1. Change for the sake of change.
Hmmm, maybe. I've experienced a lot of change in my life and I have the philosophy that change is good. Scary, but good.
2. Impulsive behavior and impetuous decisions, especially about money and/or their career.
Not seeing this one so much, but I do spend money on lipstick.
3. Questioning everything in one's life and saying that they feel "trapped".
Yeah, ya got me there.
4. Changes in the sexual relationship.
My parents read this so I'm going to skip this one.
5. Sudden obsession with appearance and spending inordinate amounts of time in the mirror.
Sudden?
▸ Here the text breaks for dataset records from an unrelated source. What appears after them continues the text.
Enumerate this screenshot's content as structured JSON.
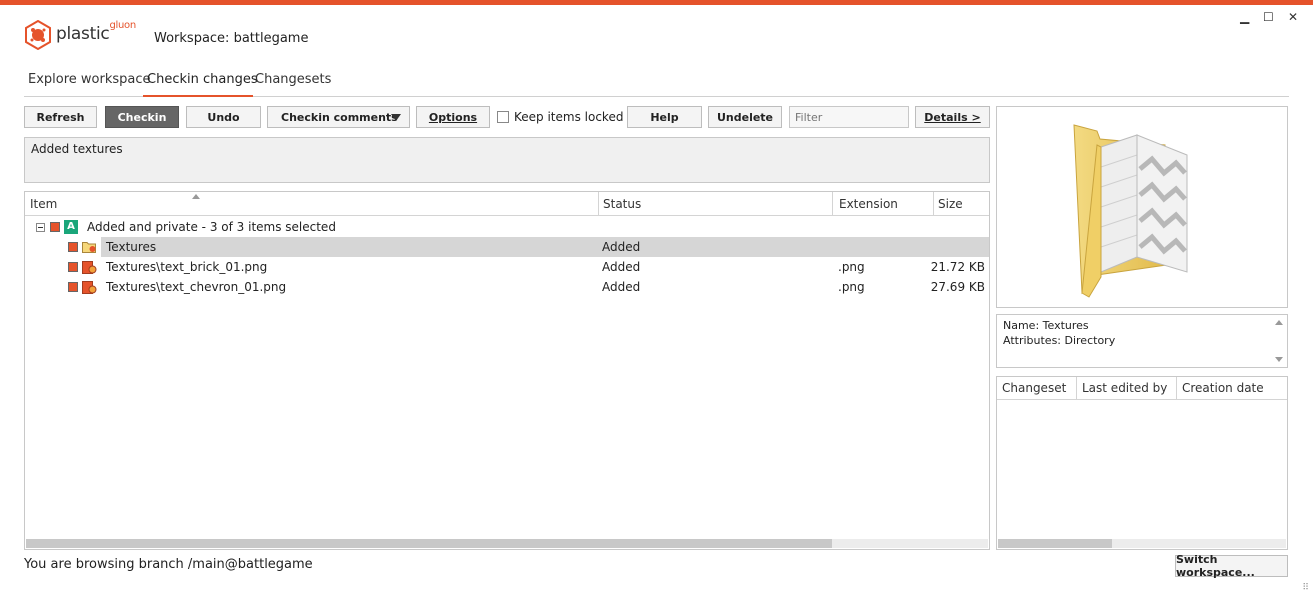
{
  "app": {
    "brand": "plastic",
    "brand_sup": "gluon",
    "workspace_title": "Workspace: battlegame",
    "accent": "#e5532b"
  },
  "window": {
    "minimize": "▁",
    "maximize": "☐",
    "close": "✕"
  },
  "tabs": [
    {
      "label": "Explore workspace",
      "active": false
    },
    {
      "label": "Checkin changes",
      "active": true
    },
    {
      "label": "Changesets",
      "active": false
    }
  ],
  "toolbar": {
    "refresh": "Refresh",
    "checkin": "Checkin",
    "undo": "Undo",
    "checkin_comments": "Checkin comments",
    "options": "Options",
    "keep_locked": "Keep items locked",
    "keep_locked_checked": false,
    "help": "Help",
    "undelete": "Undelete",
    "filter_placeholder": "Filter",
    "details": "Details >"
  },
  "comment": "Added textures",
  "grid": {
    "columns": [
      "Item",
      "Status",
      "Extension",
      "Size"
    ],
    "group": {
      "badge": "A",
      "label": "Added and private - 3 of 3 items selected"
    },
    "rows": [
      {
        "item": "Textures",
        "status": "Added",
        "extension": "",
        "size": "",
        "type": "folder",
        "selected": true
      },
      {
        "item": "Textures\\text_brick_01.png",
        "status": "Added",
        "extension": ".png",
        "size": "21.72 KB",
        "type": "file",
        "selected": false
      },
      {
        "item": "Textures\\text_chevron_01.png",
        "status": "Added",
        "extension": ".png",
        "size": "27.69 KB",
        "type": "file",
        "selected": false
      }
    ]
  },
  "properties": {
    "name": "Name: Textures",
    "attributes": "Attributes: Directory"
  },
  "history": {
    "columns": [
      "Changeset",
      "Last edited by",
      "Creation date"
    ]
  },
  "status_bar": "You are browsing branch /main@battlegame",
  "switch_workspace": "Switch workspace..."
}
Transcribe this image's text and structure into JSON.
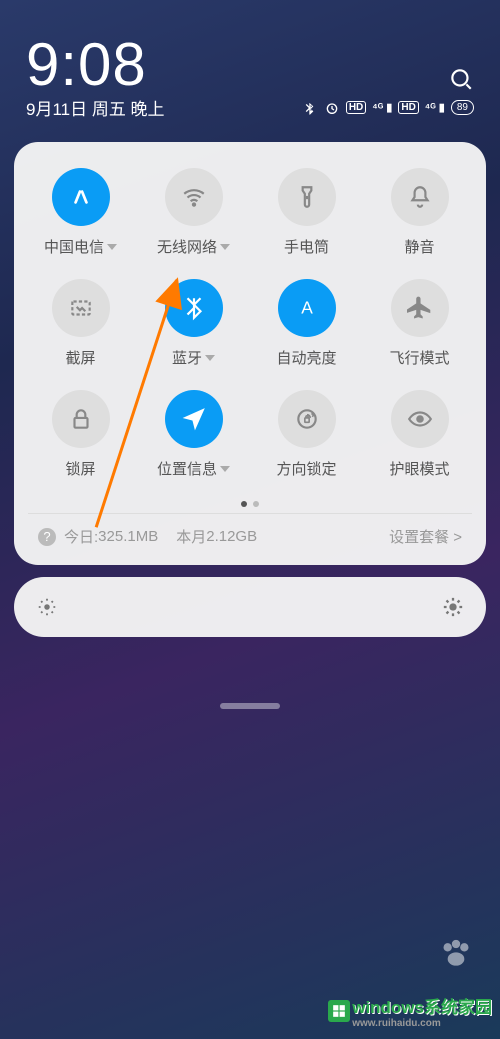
{
  "status": {
    "time": "9:08",
    "date": "9月11日 周五 晚上",
    "battery": "89"
  },
  "tiles": [
    {
      "id": "mobile-data",
      "label": "中国电信",
      "active": true,
      "caret": true
    },
    {
      "id": "wifi",
      "label": "无线网络",
      "active": false,
      "caret": true
    },
    {
      "id": "flashlight",
      "label": "手电筒",
      "active": false
    },
    {
      "id": "mute",
      "label": "静音",
      "active": false
    },
    {
      "id": "screenshot",
      "label": "截屏",
      "active": false
    },
    {
      "id": "bluetooth",
      "label": "蓝牙",
      "active": true,
      "caret": true
    },
    {
      "id": "auto-brightness",
      "label": "自动亮度",
      "active": true
    },
    {
      "id": "airplane",
      "label": "飞行模式",
      "active": false
    },
    {
      "id": "lock",
      "label": "锁屏",
      "active": false
    },
    {
      "id": "location",
      "label": "位置信息",
      "active": true,
      "caret": true
    },
    {
      "id": "rotation-lock",
      "label": "方向锁定",
      "active": false
    },
    {
      "id": "eye-care",
      "label": "护眼模式",
      "active": false
    }
  ],
  "data_usage": {
    "today_label": "今日:",
    "today_value": "325.1MB",
    "month_label": "本月",
    "month_value": "2.12GB",
    "plan_label": "设置套餐 >"
  },
  "watermark": {
    "brand": "windows系统家园",
    "url": "www.ruihaidu.com"
  }
}
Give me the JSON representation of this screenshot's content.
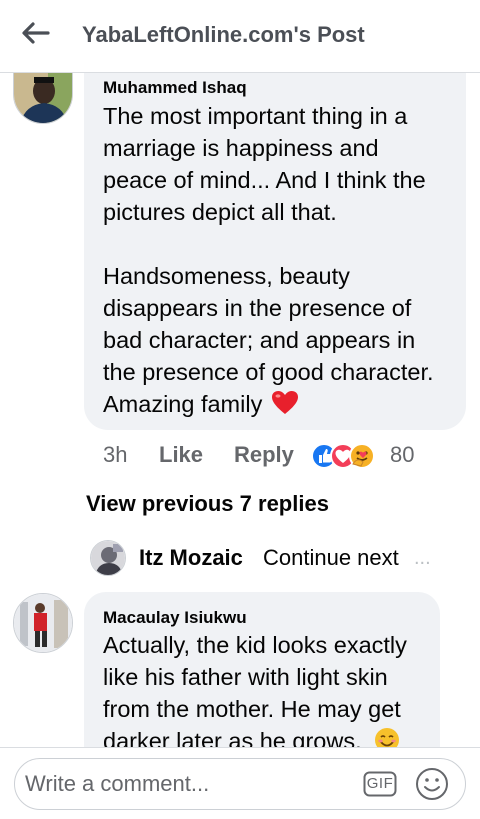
{
  "header": {
    "title": "YabaLeftOnline.com's Post",
    "back_icon": "arrow-left-icon"
  },
  "comment1": {
    "author": "Muhammed Ishaq",
    "lines": [
      "The most important thing in a",
      "marriage is happiness and",
      "peace of mind... And I think the",
      "pictures depict all that.",
      "",
      "Handsomeness, beauty",
      "disappears in the presence of",
      "bad character; and appears in",
      "the presence of good character.",
      "Amazing family"
    ],
    "time": "3h",
    "like_label": "Like",
    "reply_label": "Reply",
    "reaction_count": "80",
    "reaction_icons": [
      "like-reaction-icon",
      "love-reaction-icon",
      "care-reaction-icon"
    ]
  },
  "view_previous": "View previous 7 replies",
  "reply_preview": {
    "author": "Itz Mozaic",
    "text": "Continue next",
    "ellipsis": "..."
  },
  "comment2": {
    "author": "Macaulay Isiukwu",
    "lines": [
      "Actually, the kid looks exactly",
      "like his father with light skin",
      "from the mother. He may get",
      "darker later as he grows."
    ]
  },
  "composer": {
    "placeholder": "Write a comment...",
    "gif_label": "GIF"
  },
  "colors": {
    "bubble": "#f0f2f5",
    "like_blue": "#1877f2",
    "love_red": "#f33e58",
    "care_yellow": "#f7b125",
    "text_secondary": "#65676b"
  }
}
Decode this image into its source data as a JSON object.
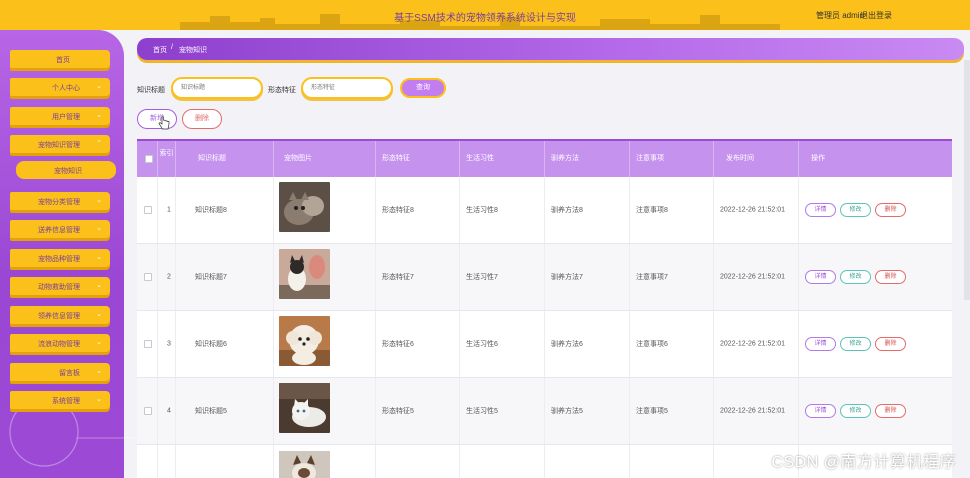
{
  "header": {
    "title": "基于SSM技术的宠物领养系统设计与实现",
    "user": "管理员 admin",
    "logout": "退出登录"
  },
  "sidebar": {
    "items": [
      {
        "label": "首页",
        "chev": ""
      },
      {
        "label": "个人中心",
        "chev": "⌄"
      },
      {
        "label": "用户管理",
        "chev": "⌄"
      },
      {
        "label": "宠物知识管理",
        "chev": "⌃"
      },
      {
        "label": "宠物知识",
        "chev": ""
      },
      {
        "label": "宠物分类管理",
        "chev": "⌄"
      },
      {
        "label": "送养信息管理",
        "chev": "⌄"
      },
      {
        "label": "宠物品种管理",
        "chev": "⌄"
      },
      {
        "label": "动物救助管理",
        "chev": "⌄"
      },
      {
        "label": "领养信息管理",
        "chev": "⌄"
      },
      {
        "label": "流浪动物管理",
        "chev": "⌄"
      },
      {
        "label": "留言板",
        "chev": "⌄"
      },
      {
        "label": "系统管理",
        "chev": "⌄"
      }
    ]
  },
  "breadcrumb": {
    "home": "首页",
    "sep": "/",
    "current": "宠物知识"
  },
  "search": {
    "label1": "知识标题",
    "placeholder1": "知识标题",
    "label2": "形态特征",
    "placeholder2": "形态特征",
    "query": "查询"
  },
  "actions": {
    "add": "新增",
    "delete": "删除"
  },
  "table": {
    "headers": [
      "索引",
      "知识标题",
      "宠物图片",
      "形态特征",
      "生活习性",
      "驯养方法",
      "注意事项",
      "发布时间",
      "操作"
    ],
    "op_labels": {
      "detail": "详情",
      "edit": "修改",
      "remove": "删除"
    },
    "rows": [
      {
        "index": "1",
        "title": "知识标题8",
        "form": "形态特征8",
        "habit": "生活习性8",
        "method": "驯养方法8",
        "note": "注意事项8",
        "time": "2022-12-26 21:52:01"
      },
      {
        "index": "2",
        "title": "知识标题7",
        "form": "形态特征7",
        "habit": "生活习性7",
        "method": "驯养方法7",
        "note": "注意事项7",
        "time": "2022-12-26 21:52:01"
      },
      {
        "index": "3",
        "title": "知识标题6",
        "form": "形态特征6",
        "habit": "生活习性6",
        "method": "驯养方法6",
        "note": "注意事项6",
        "time": "2022-12-26 21:52:01"
      },
      {
        "index": "4",
        "title": "知识标题5",
        "form": "形态特征5",
        "habit": "生活习性5",
        "method": "驯养方法5",
        "note": "注意事项5",
        "time": "2022-12-26 21:52:01"
      }
    ]
  },
  "watermark": "CSDN @南方计算机程序"
}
No, not sudden.
6. Excessive reminiscing about their youth and previous loves.
I wouldn't call it EXCESSIVE. And I don't think I do this out loud. Do I? Oh geez, if I do I'm so sorry.
7. Increase in alcohol consumption.
No, not this one.
8. Sleeping more, loss of appetite and general malaise.
I thought that was a sign of being tired.
9. Obsession with mortality.
Mortality is something I try not to think about because I start to freak out..........
10. Self-admission. Saying "I think I'm having a midlife crisis".
Why the hell would I 'fess up to something like that?
I'm not supposed to have something as pedestrian as midlife for the love of all that is holy to whoever. Midlife? Jeziz.
Now what do I do?
Amanda's beauty tip of the day: Wash your goddamn face!